Sermon Bible Commentary
1 Thessalonians 5:23
St. Paul implies in the text that all three branches of our complicated nature are to undergo sanctification that this leavening process is to go through the entire mass, until the whole is leavened. As the entire man is to be sanctified, so the entire man is to be educated, to be taken early, before the character has crystallised, and to be developed in all his faculties, corporeal, mental, and spiritual.
I. It is not on the mind, in the ordinary sense of the term, that the eternal destiny of man is suspended. The wayfaring man, though a fool, may be a jewel in his Redeemer's crown. On the other hand, "not many wise men after the flesh" were among the first converts to the Gospel. Does it not follow necessarily that to cultivate the mind, while you neglect the development of the spirit and the heart, is one of the most melancholy absurdities that a world which is full of absurdities can present? How can any sane person, being a believer in Revelation, profess to educate at all, without educating for heaven in the first instance, and holding that object foremost before his mind. The cultivation of the mind ranks next in importance. And its importance is immense. But even the cultivation of the mind is chiefly valuable, as it enables us to apprehend God more clearly, and so qualifies us for communion with Him through His dear Son.
II. The education of the soul or affections is also part of the province of education.
III. The body also demands its share in the education of the whole man. For the body, though it is a garment laid aside at death, yet it is to be resumed again on the morn of the Resurrection, and worn throughout eternity the same as to its substance, only changed in form, and adapted to a glorified state of existence. There must be machinery, if effects are to be produced; for God works by means. But grace, the Holy Spirit, the Power from on High, except He put life and vigour into the means, they are all, even the highest of them, dead letters.
E. M. Goulburn, Sermons at Holywell,p. 456.
Spirit, Soul, and Body.
When this threefold division of our nature is mentioned, the term Body expresses those appetites which we have in common with the brutes; the term Soul denotes our moral and intellectual faculties, directed only towards objects of this world, and not exalted by the hope of immortality; and the term Spirit takes these same faculties when directed towards God and heavenly things, and from the purity, the greatness, and the perfect goodness of Him who is their object transformed into the same image from glory to glory, even as by the Spirit of the Lord. Let us see, then, what is that blamelessness, or that degree of perfection, in which we should desire all these parts of our nature to be found when we stand before Christ's judgment seat.
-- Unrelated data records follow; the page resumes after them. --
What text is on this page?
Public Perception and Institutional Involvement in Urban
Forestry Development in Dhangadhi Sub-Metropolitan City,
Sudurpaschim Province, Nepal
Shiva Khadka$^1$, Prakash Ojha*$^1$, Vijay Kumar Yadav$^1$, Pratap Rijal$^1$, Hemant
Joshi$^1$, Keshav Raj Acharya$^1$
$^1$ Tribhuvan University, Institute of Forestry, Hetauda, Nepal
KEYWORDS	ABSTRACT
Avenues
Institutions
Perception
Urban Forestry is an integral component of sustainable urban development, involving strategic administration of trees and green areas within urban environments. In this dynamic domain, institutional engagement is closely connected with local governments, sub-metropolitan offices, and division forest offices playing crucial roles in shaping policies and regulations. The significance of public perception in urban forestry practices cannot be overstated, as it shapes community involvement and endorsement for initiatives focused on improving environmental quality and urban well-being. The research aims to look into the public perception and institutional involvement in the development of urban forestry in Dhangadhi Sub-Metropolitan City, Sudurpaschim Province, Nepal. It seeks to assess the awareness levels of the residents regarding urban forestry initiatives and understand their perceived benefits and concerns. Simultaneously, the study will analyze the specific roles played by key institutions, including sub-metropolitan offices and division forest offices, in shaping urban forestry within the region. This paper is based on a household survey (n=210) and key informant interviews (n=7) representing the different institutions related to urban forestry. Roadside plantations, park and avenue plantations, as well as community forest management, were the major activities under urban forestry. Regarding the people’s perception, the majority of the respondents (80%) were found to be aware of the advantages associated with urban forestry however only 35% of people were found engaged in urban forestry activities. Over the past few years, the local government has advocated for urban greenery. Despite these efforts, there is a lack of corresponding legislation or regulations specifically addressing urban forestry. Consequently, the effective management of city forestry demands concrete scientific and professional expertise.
I. First, the body. Bodily pleasures are the first which we ever enjoy, and our earliest lessons in virtue are learnt in struggling not to give way to them. What is wanted is not to lower or weaken the body, but to raise and strengthen the soul and spirit, that the body may be ready and able to do their work, which it cannot do unless it be itself sound and vigorous.
II. The soul is that part which is most commonly strengthened by the growth and cultivation of the powers of the understanding, and by the various objects which attract the mind as we come forth into actual life. And the general tendency of civilised society is to call forth our minds into action rather than our bodies; so that as we advance in life the soul naturally takes the lead. This is the life, assuredly, of a reasonable creature; of one, looking only to this visible world, noble and admirable. And here, without the Gospel, our progress must stop.
III. But the Gospel which has brought life and immortality to light, has also pointed out to us that part of our nature by which we can be fitted for it that is, our spirit, our spiritual hopes, and our feelings of love and charity. The true object of man's life is to perfect our spirits, our desires after perfect happiness, our love to God and to men as the children of God; to perfect in us that part of our being, which alone is remote from selfishness.
T. Arnold, Sermons,vol. i., p. 227.
References: 1 Thessalonians 5:23. Bishop Barry, Christian World Pulpit,vol. xx., p. 88; Clergyman's Magazine,vol. vi., p. 94; G. Bonney, Church of England Pulpit,vol. xiii., p. 169; F. W. Robertson, Sermons,3rd series, p. 43; E. L. Hull, Sermons,1st series, p. 225.